A Bruxelles, il fait trop chaud: la production de bière s’arrête
30 Nov 2017
Dès mon enfance, j’ai suivi les enseignements de mon père et de mon grand-père et j’ai appris à connaître tous les secrets de la bière. La Lambic est une bière unique au monde: résultat des bactéries et des levures sauvages présentes dans l’air et produite exclusivement en Belgique, dans la vallée de la rivière Senne, le Pajottenland, la recette remonte au XVIe siècle et n’a jamais changé.
Aujourd’hui, la production traditionnelle est très limitée et ne survit que grâce à de petites brasseries telles que la Brasserie Catillon. Le processus de production du Lambic traditionnel suit une série de règles bien spécifiques. Parmi celles-ci, la principale est que le moût, avant d’être transvasé dans des fûts en bois de chêne ou de châtaignier, où il va fermenter pendant trois ans, est laissé à refroidir une nuit entière dans une grande cuve en cuivre ouverte, permettant ainsi le contact direct avec l’air. Nous n’avons aucun système de refroidissement artificiel, donc pour nous, il est essentiel que la température soit conforme aux saisons de production et permette au moût de s’ensemencer naturellement avec les bactéries et les levures sauvages.

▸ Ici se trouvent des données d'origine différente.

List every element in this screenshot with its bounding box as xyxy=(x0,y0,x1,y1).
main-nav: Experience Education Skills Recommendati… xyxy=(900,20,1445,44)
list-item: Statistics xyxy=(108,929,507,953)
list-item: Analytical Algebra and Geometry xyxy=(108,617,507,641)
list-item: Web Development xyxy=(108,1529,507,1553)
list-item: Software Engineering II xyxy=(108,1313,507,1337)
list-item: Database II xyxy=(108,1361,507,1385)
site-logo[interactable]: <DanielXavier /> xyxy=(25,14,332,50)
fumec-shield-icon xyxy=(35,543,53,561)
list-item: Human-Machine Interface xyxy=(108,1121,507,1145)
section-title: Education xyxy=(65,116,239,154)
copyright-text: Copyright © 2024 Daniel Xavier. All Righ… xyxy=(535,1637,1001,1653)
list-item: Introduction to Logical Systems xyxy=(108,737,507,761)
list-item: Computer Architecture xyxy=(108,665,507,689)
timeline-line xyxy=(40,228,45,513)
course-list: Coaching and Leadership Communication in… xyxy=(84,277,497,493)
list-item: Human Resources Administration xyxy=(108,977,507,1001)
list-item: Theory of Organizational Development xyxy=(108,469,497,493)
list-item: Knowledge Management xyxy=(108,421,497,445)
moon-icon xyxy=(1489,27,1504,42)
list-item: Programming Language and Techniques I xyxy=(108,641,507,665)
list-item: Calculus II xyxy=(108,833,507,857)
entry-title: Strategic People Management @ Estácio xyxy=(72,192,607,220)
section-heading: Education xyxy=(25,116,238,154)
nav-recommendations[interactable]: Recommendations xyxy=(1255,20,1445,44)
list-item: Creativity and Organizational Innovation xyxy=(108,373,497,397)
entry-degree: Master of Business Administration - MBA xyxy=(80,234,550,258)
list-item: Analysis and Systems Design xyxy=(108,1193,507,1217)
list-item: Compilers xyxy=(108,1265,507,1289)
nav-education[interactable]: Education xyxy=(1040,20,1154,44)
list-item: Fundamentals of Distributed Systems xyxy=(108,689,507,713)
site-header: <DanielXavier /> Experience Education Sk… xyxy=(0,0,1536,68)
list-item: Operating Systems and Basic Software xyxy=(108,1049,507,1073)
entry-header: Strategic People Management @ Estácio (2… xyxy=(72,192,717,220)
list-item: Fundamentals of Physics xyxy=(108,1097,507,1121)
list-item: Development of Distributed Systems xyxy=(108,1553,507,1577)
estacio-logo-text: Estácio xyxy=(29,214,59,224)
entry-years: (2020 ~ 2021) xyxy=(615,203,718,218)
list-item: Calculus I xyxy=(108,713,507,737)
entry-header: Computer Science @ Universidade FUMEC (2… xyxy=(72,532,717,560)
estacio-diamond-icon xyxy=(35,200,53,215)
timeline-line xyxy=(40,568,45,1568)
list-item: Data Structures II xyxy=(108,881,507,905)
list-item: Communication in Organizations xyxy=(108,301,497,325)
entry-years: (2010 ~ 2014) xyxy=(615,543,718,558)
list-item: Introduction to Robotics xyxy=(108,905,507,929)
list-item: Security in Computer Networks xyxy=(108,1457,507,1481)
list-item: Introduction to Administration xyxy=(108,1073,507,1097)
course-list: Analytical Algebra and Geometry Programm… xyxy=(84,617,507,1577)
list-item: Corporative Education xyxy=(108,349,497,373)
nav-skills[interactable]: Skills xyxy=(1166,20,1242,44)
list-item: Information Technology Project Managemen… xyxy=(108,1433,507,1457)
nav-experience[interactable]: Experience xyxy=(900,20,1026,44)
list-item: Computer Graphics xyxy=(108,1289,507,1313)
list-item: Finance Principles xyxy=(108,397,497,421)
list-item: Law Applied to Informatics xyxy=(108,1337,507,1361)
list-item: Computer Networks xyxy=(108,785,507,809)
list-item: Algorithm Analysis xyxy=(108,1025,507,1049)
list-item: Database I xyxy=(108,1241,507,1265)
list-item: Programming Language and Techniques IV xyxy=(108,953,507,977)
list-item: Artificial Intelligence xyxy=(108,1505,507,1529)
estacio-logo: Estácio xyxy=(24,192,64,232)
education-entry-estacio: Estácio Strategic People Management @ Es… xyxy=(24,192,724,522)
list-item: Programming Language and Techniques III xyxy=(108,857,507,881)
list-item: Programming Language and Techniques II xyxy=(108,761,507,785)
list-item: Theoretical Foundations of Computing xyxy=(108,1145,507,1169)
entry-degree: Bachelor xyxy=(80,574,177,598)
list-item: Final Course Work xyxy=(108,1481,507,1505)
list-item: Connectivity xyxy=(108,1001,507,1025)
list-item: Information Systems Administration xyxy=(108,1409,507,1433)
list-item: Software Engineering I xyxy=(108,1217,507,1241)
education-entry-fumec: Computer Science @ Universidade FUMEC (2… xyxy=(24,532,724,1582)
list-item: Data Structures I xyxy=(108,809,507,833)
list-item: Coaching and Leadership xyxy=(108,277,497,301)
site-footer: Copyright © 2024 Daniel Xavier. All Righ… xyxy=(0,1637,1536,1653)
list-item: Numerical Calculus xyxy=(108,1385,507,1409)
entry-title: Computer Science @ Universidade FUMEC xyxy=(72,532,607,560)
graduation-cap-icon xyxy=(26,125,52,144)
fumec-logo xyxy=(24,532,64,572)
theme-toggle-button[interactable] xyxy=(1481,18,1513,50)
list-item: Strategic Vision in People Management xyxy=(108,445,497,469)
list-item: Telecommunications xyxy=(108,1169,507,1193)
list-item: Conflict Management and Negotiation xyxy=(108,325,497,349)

Ces derniers temps, cependant, les choses ne vont pas comme elles le devraient. La hausse des températures nous empêche de refroidir le moût de façon naturelle et de veiller à ce que s’enclenche les fermentations.
La température idéale, en fait, est comprise entre 3° et 8° degrés. L’année dernière, en octobre les températures tournaient entre 10 ° et 15 ° degrés, donc nous avons dû arrêter la production pendant deux bonnes semaines : nous aurions perdu tout le moût si nous l’avions laissé à la chaleur de la Brasserie. Lorsque nous avons pris conscience des températures trop élevées il était déjà toutefois trop tard, et nous avons dû jeter quelques lots de bière. En 2014, en revanche, nous avons commencé la production beaucoup plus tard que prévu, nous étions fin novembre et non pas octobre, car les températures ne semblaient pas décidées à descendre.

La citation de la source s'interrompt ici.